If you flip a coin at the decision stage, then you would have a 50/50 chance of winning. But that approach would mean you’re disregarding information that you can use to increase your chances of success above 50/50. When you make your initial choice you have a 1/1000 chance of guessing correctly, meaning there is a 999/1000 chance that the prize is behind another door. By eliminating 998 doors from contention, you’re not changing those odds. There is still a 999/1000 chance for the prize to be behind a door other than the one you initially picked. Only now, instead of having 999 doors to choose from, you only have one. So by switching your choice, you increase your chance of success from being whatever it was initially, to being (1 - whatever it was initially). Which will always be greater than 0.5.
This is materially the same as being given a choice between opening one door randomly, or being able to open every other door. Because the conditions of opening doors prior to the final choice is that the door you initially picked can’t be opened at this phase, and neither can the winning door.

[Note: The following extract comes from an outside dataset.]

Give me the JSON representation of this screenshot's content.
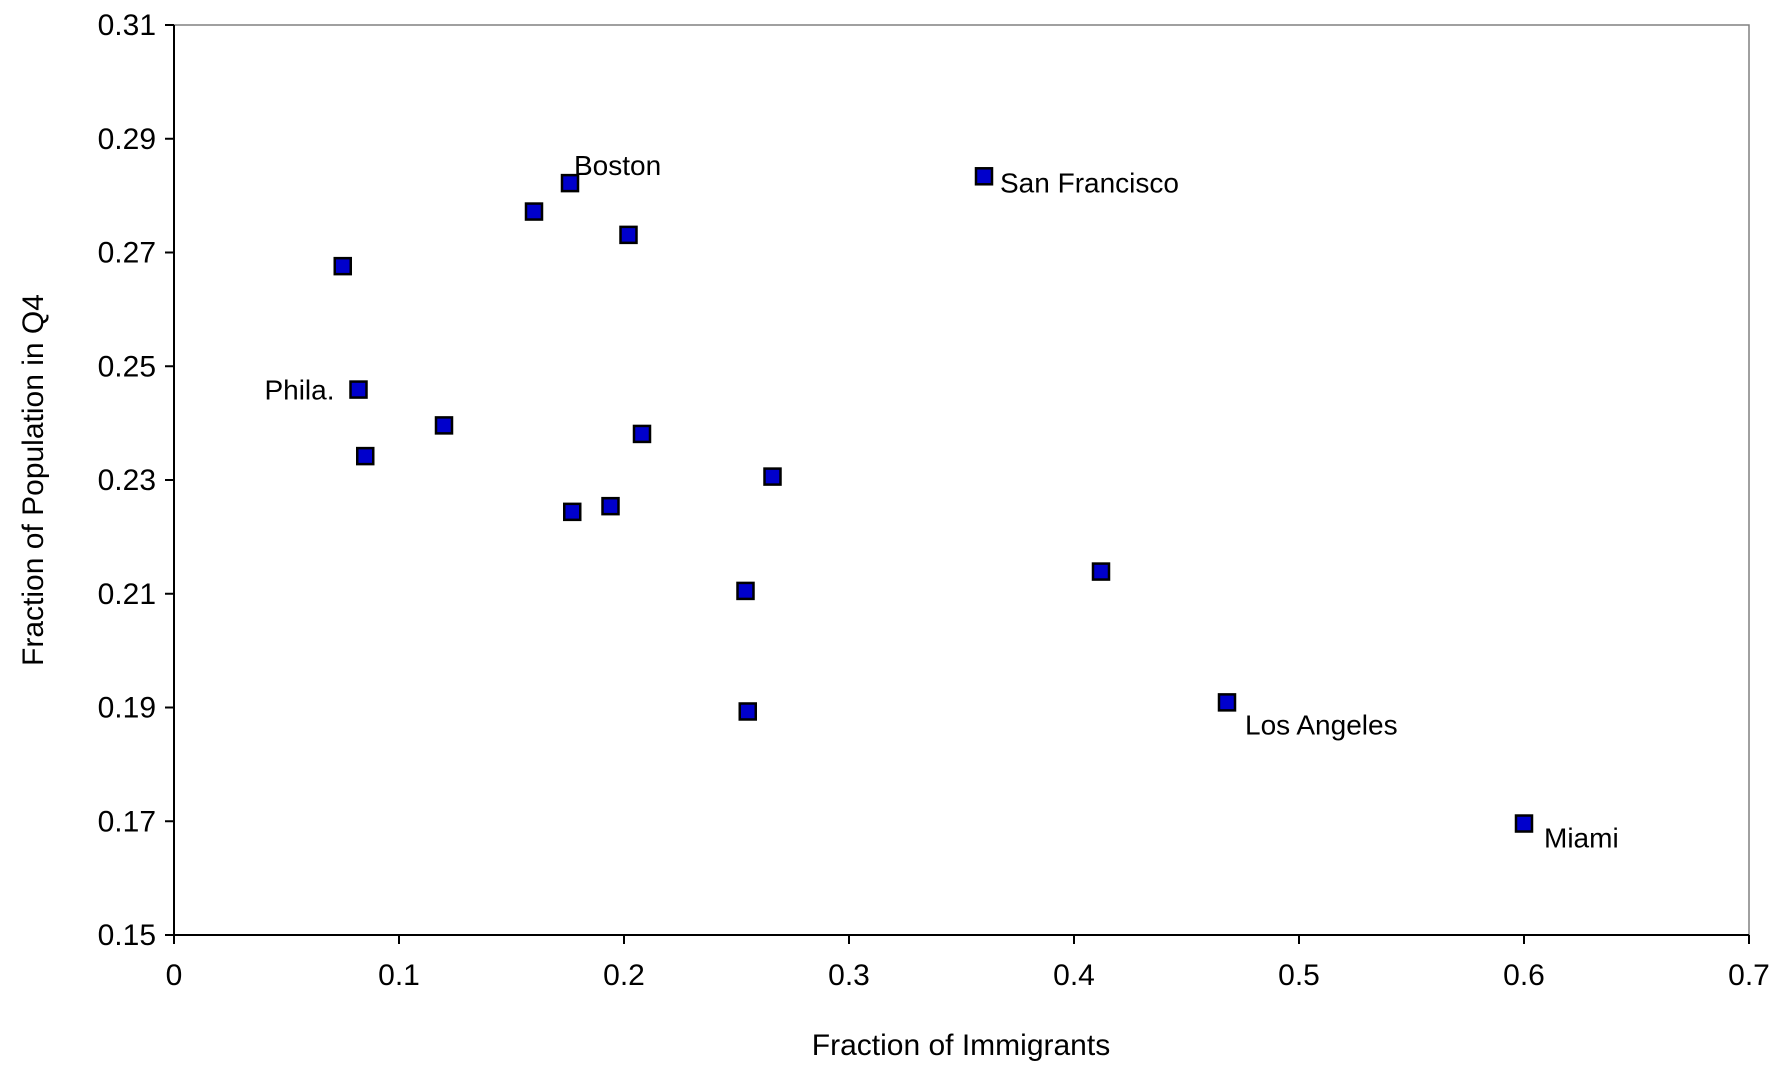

Yes! This was how I first figured out how to understand it, and how I explain it to anyone if it comes up. It's immediately obvious with a large number of doors.
Yeah, the use of 3 doors, and the bit where one is opened just kinda hides what’s happening. Which is that you’re actually choosing between one random door, or ALL the other doors.
The Eureka moment for me was similar, but slightly different. Consider a variant game with N doors. You pick a door, then Monty offers you two switch your payout to "the best single result from the remaining N-1 doors". Clearly, you would swap.
Now set N to 3, and consider that, by opening a door without the prize, that's exactly what Monty's offering you.